Claude Code
// Definition
Anthropic's command-line AI coding agent. Unlike chat-based AI tools, Claude Code runs directly in the terminal with read/write access to the project file system. It reads existing test files, runs commands, generates code that matches project conventions, commits changes via git, and connects to external tools through MCP servers. The key distinction from autocomplete assistants like GitHub Copilot is agency: Claude Code accepts high-level multi-step instructions and executes them autonomously, checking in for approval before destructive actions.
// Related terms
AI Testing
The use of AI — language models, machine-learning classifiers, and AI-powered platforms — to accelerate testing tasks: generating test code from descriptions, analysing logs and stack traces, suggesting edge cases, healing broken locators, comparing screenshots intelligently, and triaging failures. AI augments QA engineers; it does not replace the judgement, exploration, and risk-modelling work that humans still do best.
Prompt Engineering
The craft of writing inputs to AI tools — language models, chat assistants, coding assistants — so that the output is useful, specific, and aligned with the task. Core principles include being specific about format, providing project context (existing patterns, conventions, examples), asking for chain-of-thought reasoning, enumerating edge cases up front, and iterating across multiple turns rather than expecting a perfect first response.

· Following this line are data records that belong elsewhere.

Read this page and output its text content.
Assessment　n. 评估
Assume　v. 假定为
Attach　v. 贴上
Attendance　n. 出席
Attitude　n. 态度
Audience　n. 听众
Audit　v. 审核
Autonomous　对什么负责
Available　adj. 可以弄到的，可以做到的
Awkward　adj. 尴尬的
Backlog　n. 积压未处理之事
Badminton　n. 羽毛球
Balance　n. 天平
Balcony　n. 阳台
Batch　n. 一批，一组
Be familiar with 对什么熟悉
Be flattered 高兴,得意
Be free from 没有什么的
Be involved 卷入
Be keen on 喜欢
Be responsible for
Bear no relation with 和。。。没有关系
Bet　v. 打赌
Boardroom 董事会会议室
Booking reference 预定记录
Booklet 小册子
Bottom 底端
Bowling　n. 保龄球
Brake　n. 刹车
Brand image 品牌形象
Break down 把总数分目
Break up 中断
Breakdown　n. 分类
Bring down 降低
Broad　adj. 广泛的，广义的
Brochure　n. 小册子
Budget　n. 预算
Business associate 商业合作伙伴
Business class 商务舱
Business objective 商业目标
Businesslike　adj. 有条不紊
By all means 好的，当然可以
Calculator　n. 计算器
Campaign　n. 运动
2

Model Context Protocol (MCP)
An open standard introduced by Anthropic in late 2024 that lets AI assistants connect to external tools and data sources through a uniform JSON-RPC interface. An MCP server exposes tools (callable functions), resources (readable data), and prompts (templates) to any MCP-compatible host (Claude Desktop, Claude Code, IDE plugins). Build a server once and any compliant client can use it — the protocol is model-agnostic, which makes integrations portable across AI providers.
Agentic Workflow
A multi-step AI task where the model plans, executes, and self-corrects autonomously rather than responding to a single prompt. In an agentic workflow, the AI reads files, runs commands, processes results, makes decisions, and loops until the goal is complete — checking in at defined checkpoints for human approval. Claude Code's /plan mode and sub-agent capabilities are examples. Effective agentic workflows require well-scoped goals, explicit checkpoints, and incremental commits so errors can be caught and reversed.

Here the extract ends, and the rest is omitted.